I have decided to block v1.1 traffic on an experimental basis. This is a heavy-handed measure and I will probably modify my approach as I see the results.
…
# Return an error for clients using http1.1 or below - these are assumed to be bots @http-too-old { not protocol http/2+ not path /rss.xml /atom.xml # allow feeds } respond @http-too-old 400 { body "Due to stupid bots I have disabled http1.1. Use more modern software to access this site" close }This is quick, dirty, and will certainly need tweaking but I think it is a good enough start to see what effects it will have on my traffic.
…
A really interesting experiment by Andrew Stephens! And love that he shared the relevant parts of his Caddyfile: nice to see how elegantly this can be achieved.
I decided to probe his server with cURL:
~ curl --http0.9 -sI https://sheep.horse/ | head -n1
HTTP/2 200
~ curl --http1.0 -sI https://sheep.horse/ | head -n1
HTTP/1.0 400 Bad Request
~ curl --http1.1 -sI https://sheep.horse/ | head -n1
HTTP/1.1 400 Bad Request
~ curl --http2 -sI https://sheep.horse/ | head -n1
HTTP/2 200
Curiously, while his configuration blocks both HTTP/1.1 and HTTP/1.0, it doesn’t seem to block HTTP/0.9! Whaaa?
It took me a while to work out why this was. It turns out that cURL won’t do HTTP/0.9 over https:// connections. Interesting! Though it presumably wouldn’t have worked anyway – HTTP/1.1 requires (and HTTP/1.0 permits) the Host: header, but HTTP/0.9 doesn’t IIRC, and sheep.horse definitely does require the Host: header (I tested!).
I also tested that my RSS reader FreshRSS was still able to fetch his content.
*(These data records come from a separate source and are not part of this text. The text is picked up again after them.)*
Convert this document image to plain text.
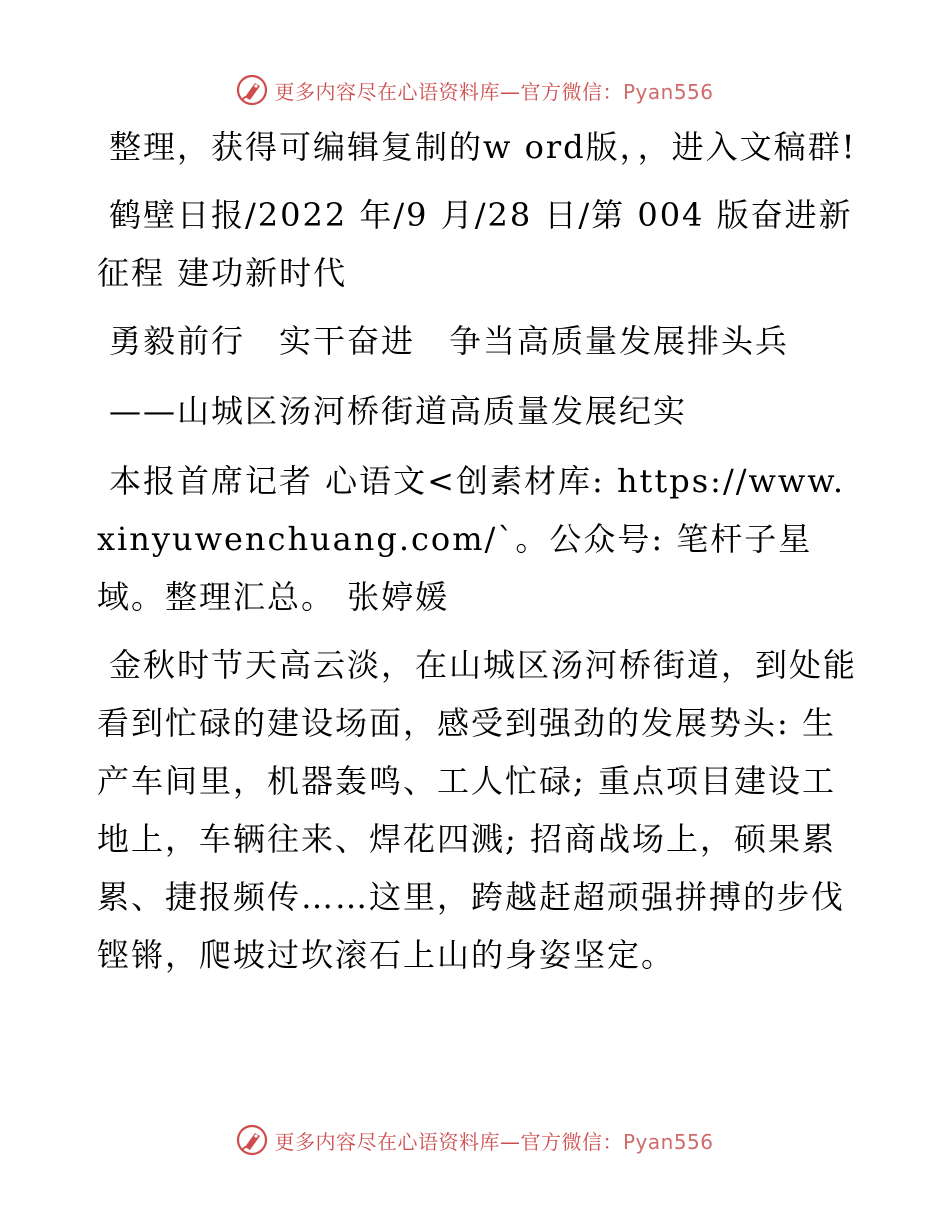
更多内容尽在心语资料库—官方微信：Pyan556

整理，获得可编辑复制的w ord版，，进入文稿群!

鹤壁日报/2022 年/9 月/28 日/第 004 版奋进新征程 建功新时代

勇毅前行　实干奋进　争当高质量发展排头兵

——山城区汤河桥街道高质量发展纪实

本报首席记者 心语文<创素材库: https://www.xinyuwenchuang.com/`。公众号: 笔杆子星域。整理汇总。 张婷媛

金秋时节天高云淡，在山城区汤河桥街道，到处能看到忙碌的建设场面，感受到强劲的发展势头: 生产车间里，机器轰鸣、工人忙碌; 重点项目建设工地上，车辆往来、焊花四溅; 招商战场上，硕果累累、捷报频传……这里，跨越赶超顽强拼搏的步伐铿锵，爬坡过坎滚石上山的身姿坚定。

更多内容尽在心语资料库—官方微信：Pyan556
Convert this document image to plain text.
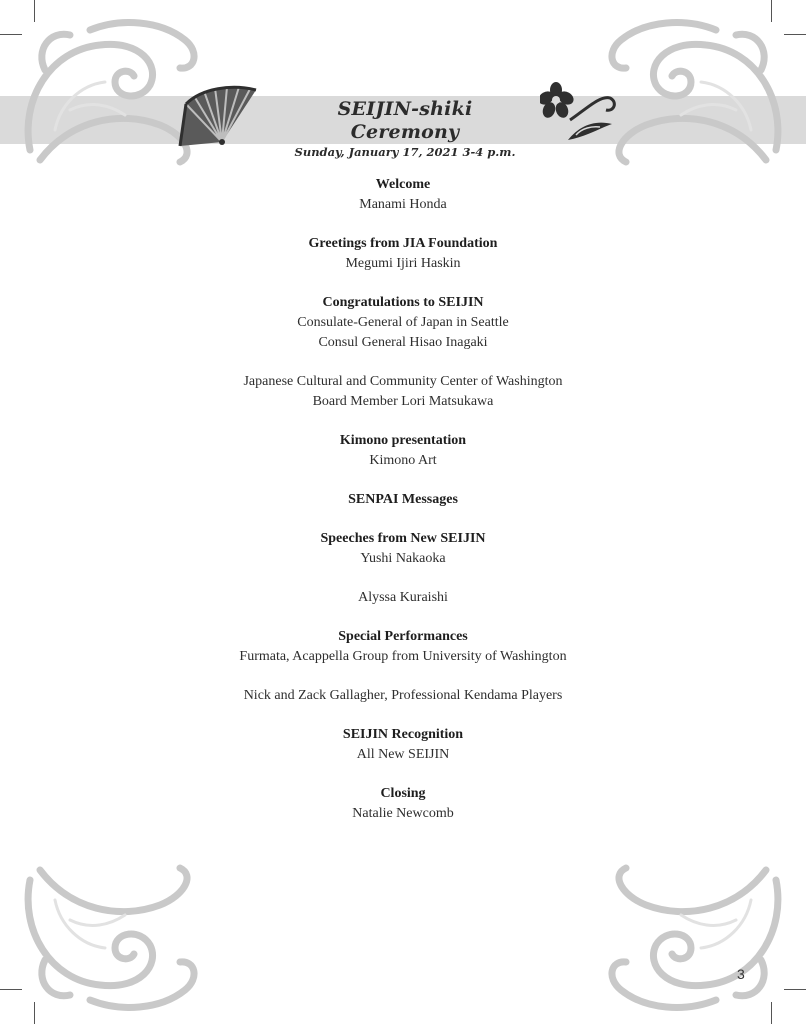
SEIJIN-shiki Ceremony
Sunday, January 17, 2021 3-4 p.m.
Welcome
Manami Honda
Greetings from JIA Foundation
Megumi Ijiri Haskin
Congratulations to SEIJIN
Consulate-General of Japan in Seattle
Consul General Hisao Inagaki
Japanese Cultural and Community Center of Washington
Board Member Lori Matsukawa
Kimono presentation
Kimono Art
SENPAI Messages
Speeches from New SEIJIN
Yushi Nakaoka
Alyssa Kuraishi
Special Performances
Furmata, Acappella Group from University of Washington
Nick and Zack Gallagher, Professional Kendama Players
SEIJIN Recognition
All New SEIJIN
Closing
Natalie Newcomb
3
I have it configured to pull not only the RSS feed, which is specifically allowed to bypass his restriction, but – because his feed contains only summary content – I also have it fetch the linked page too in order to get the full content. It looks like FreshRSS is using HTTP/2 or higher, because the content fetcher still behaves properly.
Andrew’s approach definitely excludes Lynx, which is a bit annoying and would make this idea a non-starter for any of my own websites. But it’s still an interesting experiment.
really interesting feedback, thank you so much.
I haven’t written it up but I have been experimenting with also letting through some “blessed” user-agents that still use v1.1. Googlebot is an obvious one but also some common feed readers.
I think I am going to stick with my experiment for a while. Apart from Google complaining, there doesn’t seem to be much downside (apart from all the lynx traffic I am missing out on)